Calls for international pressure to be put on Slovakia in connection with its Language Act have been described by the Slovak Foreign Ministry as a continuation of a "misleading, disinformation and slanderous campaign".
The remarks were made by ministry spokesman Peter Stano, reacting on Wednesday, October 21, to statements made by Zsolt Nemeth in the United States the previous day. Nemeth, the chairman of the Hungarian Parliament’s Foreign Affairs Committee, had said during a visit to Washington that Slovakia needs to be subjected to very strong pressure in the near future. He had also said that international public opinion is on Hungary's side in the Language Act dispute, adding that Hungary is simply trying to curb Slovakia's nationalist politicians.
"We perceive these activities as a continuation of a misleading, disinformation and slanderous campaign against Slovakia on the part of some Hungarian politicians," Stano told the TASR newswire.
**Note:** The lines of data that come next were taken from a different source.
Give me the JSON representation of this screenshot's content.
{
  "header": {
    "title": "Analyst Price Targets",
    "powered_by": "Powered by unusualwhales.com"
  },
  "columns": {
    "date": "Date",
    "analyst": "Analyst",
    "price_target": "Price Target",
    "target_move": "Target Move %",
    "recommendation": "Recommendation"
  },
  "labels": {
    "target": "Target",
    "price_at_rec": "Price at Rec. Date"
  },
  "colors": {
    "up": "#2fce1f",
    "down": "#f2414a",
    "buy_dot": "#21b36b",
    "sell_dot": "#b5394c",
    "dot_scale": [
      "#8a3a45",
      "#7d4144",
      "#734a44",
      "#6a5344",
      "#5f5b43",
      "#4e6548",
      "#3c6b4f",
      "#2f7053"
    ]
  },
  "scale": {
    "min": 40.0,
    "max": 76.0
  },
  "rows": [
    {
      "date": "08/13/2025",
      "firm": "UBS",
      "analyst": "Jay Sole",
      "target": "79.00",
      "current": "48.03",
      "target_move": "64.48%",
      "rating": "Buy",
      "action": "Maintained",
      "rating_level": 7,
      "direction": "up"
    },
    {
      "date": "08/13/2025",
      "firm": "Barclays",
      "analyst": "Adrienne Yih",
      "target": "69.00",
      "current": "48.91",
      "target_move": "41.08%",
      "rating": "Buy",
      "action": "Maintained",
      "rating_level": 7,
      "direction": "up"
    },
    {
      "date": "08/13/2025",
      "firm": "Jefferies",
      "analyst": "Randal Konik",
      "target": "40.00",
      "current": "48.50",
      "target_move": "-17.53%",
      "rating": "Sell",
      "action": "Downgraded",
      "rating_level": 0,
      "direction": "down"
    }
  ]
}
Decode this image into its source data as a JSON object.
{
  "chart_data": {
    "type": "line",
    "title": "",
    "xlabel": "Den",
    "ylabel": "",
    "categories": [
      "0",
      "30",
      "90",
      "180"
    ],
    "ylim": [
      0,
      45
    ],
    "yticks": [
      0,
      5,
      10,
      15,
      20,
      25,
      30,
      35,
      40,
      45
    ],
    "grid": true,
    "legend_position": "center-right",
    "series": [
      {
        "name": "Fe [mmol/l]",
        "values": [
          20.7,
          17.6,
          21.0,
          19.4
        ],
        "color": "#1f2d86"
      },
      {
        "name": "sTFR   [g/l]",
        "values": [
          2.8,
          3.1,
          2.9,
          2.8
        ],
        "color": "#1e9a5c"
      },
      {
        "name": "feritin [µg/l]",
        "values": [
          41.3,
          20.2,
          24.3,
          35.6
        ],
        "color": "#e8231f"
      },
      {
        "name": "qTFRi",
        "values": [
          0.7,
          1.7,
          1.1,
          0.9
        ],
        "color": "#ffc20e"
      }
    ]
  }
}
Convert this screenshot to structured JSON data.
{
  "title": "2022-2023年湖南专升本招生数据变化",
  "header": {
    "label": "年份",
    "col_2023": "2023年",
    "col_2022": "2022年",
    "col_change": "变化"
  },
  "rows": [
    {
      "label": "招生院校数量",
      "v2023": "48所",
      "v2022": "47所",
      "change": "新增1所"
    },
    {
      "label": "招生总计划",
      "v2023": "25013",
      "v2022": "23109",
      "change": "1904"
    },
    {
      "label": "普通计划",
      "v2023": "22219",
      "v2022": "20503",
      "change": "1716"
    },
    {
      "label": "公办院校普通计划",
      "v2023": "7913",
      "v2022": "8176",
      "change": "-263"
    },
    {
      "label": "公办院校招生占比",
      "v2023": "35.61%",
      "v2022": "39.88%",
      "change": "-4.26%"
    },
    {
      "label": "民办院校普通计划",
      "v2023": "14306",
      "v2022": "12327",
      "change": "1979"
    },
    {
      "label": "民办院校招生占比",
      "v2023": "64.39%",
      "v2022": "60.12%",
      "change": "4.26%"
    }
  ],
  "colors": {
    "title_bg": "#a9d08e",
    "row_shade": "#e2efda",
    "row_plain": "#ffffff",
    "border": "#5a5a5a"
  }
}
The US has not officially objected to the language law, but the first sign of pressure to do so may have been the recent visit of former New York state governor George Pataki to Slovakia. He expressed his "support for the protection of Hungarians living in Felvidék", according to Nemeth. (Felvidék means ‘highland’ in Hungarian and was used before 1918 to refer to most of what is now Slovakia (or 'Upper Hungary'). The term is now used mainly by Hungarian nationalists.)
The US Embassy in Bratislava told the TASR newswire on October 21 that it has noted the evaluation of the language law carried out by OSCE Commissioner for National Minorities Knut Vollebaek, including his recommendations regarding judicious application of fines that ensue from the act. Embassy spokesman Chase Beamer said that the US embassy will continue to monitor the situation. Asked about Pataki’s critical remarks about the law, Beamer said that Pataki’s was a private visit to Slovakia and that he "does not represent the US government".